For all of the media's pious declarations of moral indignation over Oliver North lying to Congress, their failure to investigate Anita Hill's credibility reveals a blind eye to corruption of the political process by liberals.

 

Page Seven

HILL SHILLS. The Washington Post Company empire took a much harsher look at Gennifer Flowers' claims against Democrat Bill Clinton than they did Anita Hill's. Take Post television critic Tom Shales on Gennifer Flowers' press conference January 28: "You'd almost think Harold Robbins and Sidney Sheldon has collaborated to produce dialogue like that."

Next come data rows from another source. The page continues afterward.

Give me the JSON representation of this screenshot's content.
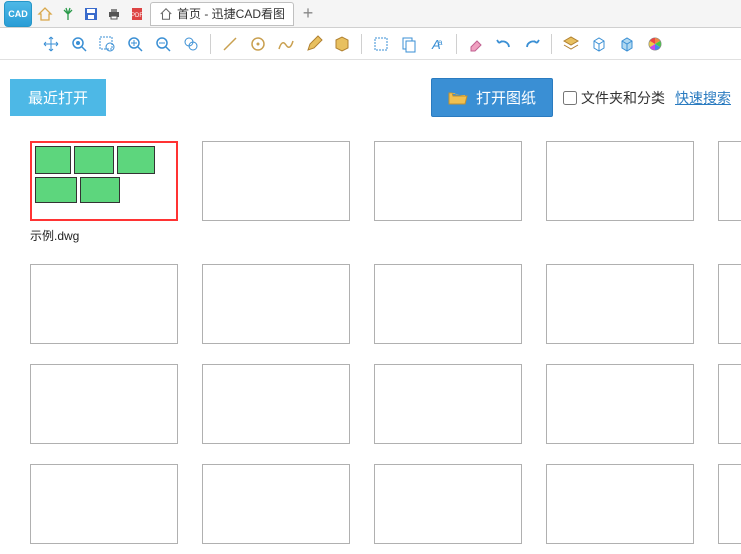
{
  "app": {
    "logo_text": "CAD"
  },
  "tab": {
    "title": "首页 - 迅捷CAD看图"
  },
  "header": {
    "recent_label": "最近打开",
    "open_button": "打开图纸",
    "folder_checkbox": "文件夹和分类",
    "quick_search": "快速搜索"
  },
  "files": [
    {
      "name": "示例.dwg",
      "has_preview": true
    },
    {
      "name": "",
      "has_preview": false
    },
    {
      "name": "",
      "has_preview": false
    },
    {
      "name": "",
      "has_preview": false
    },
    {
      "name": "",
      "has_preview": false
    },
    {
      "name": "",
      "has_preview": false
    },
    {
      "name": "",
      "has_preview": false
    },
    {
      "name": "",
      "has_preview": false
    },
    {
      "name": "",
      "has_preview": false
    },
    {
      "name": "",
      "has_preview": false
    },
    {
      "name": "",
      "has_preview": false
    },
    {
      "name": "",
      "has_preview": false
    },
    {
      "name": "",
      "has_preview": false
    },
    {
      "name": "",
      "has_preview": false
    },
    {
      "name": "",
      "has_preview": false
    },
    {
      "name": "",
      "has_preview": false
    },
    {
      "name": "",
      "has_preview": false
    },
    {
      "name": "",
      "has_preview": false
    },
    {
      "name": "",
      "has_preview": false
    },
    {
      "name": "",
      "has_preview": false
    }
  ],
  "top_icons": [
    "home-icon",
    "palm-icon",
    "save-icon",
    "print-icon",
    "pdf-icon"
  ],
  "toolbar_groups": [
    [
      "pan-icon",
      "zoom-extents-icon",
      "zoom-window-icon",
      "zoom-in-icon",
      "zoom-out-icon",
      "zoom-realtime-icon"
    ],
    [
      "line-icon",
      "circle-icon",
      "polyline-icon",
      "pencil-icon",
      "region-icon"
    ],
    [
      "crop-icon",
      "copy-icon",
      "text-icon"
    ],
    [
      "eraser-icon",
      "undo-icon",
      "redo-icon"
    ],
    [
      "layer-icon",
      "box3d-icon",
      "cube-icon",
      "colorwheel-icon"
    ]
  ]
}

But last October 12, it was a different Shales: "What about the fact that Hill maintained such dignity and stamina in such sordid and sleazy surroundings? It had to occur to some viewers as they watched the way she handled herself that she would have made a much better Supreme Court nominee than Thomas does."

Post Company-owned Newsweek noted seven inconsistencies in Flowers' story in its February 3 issue. But Hill's story was beyond reproach. Last October, reporter Eleanor Clift wrote that Sen. Alan Simpson's suggestion that "stuff" would come out on Hill was "the lowest of many low points in the Clarence Thomas hearings." Clift declared Hill had "done nothing to suggest she has a credibility problem."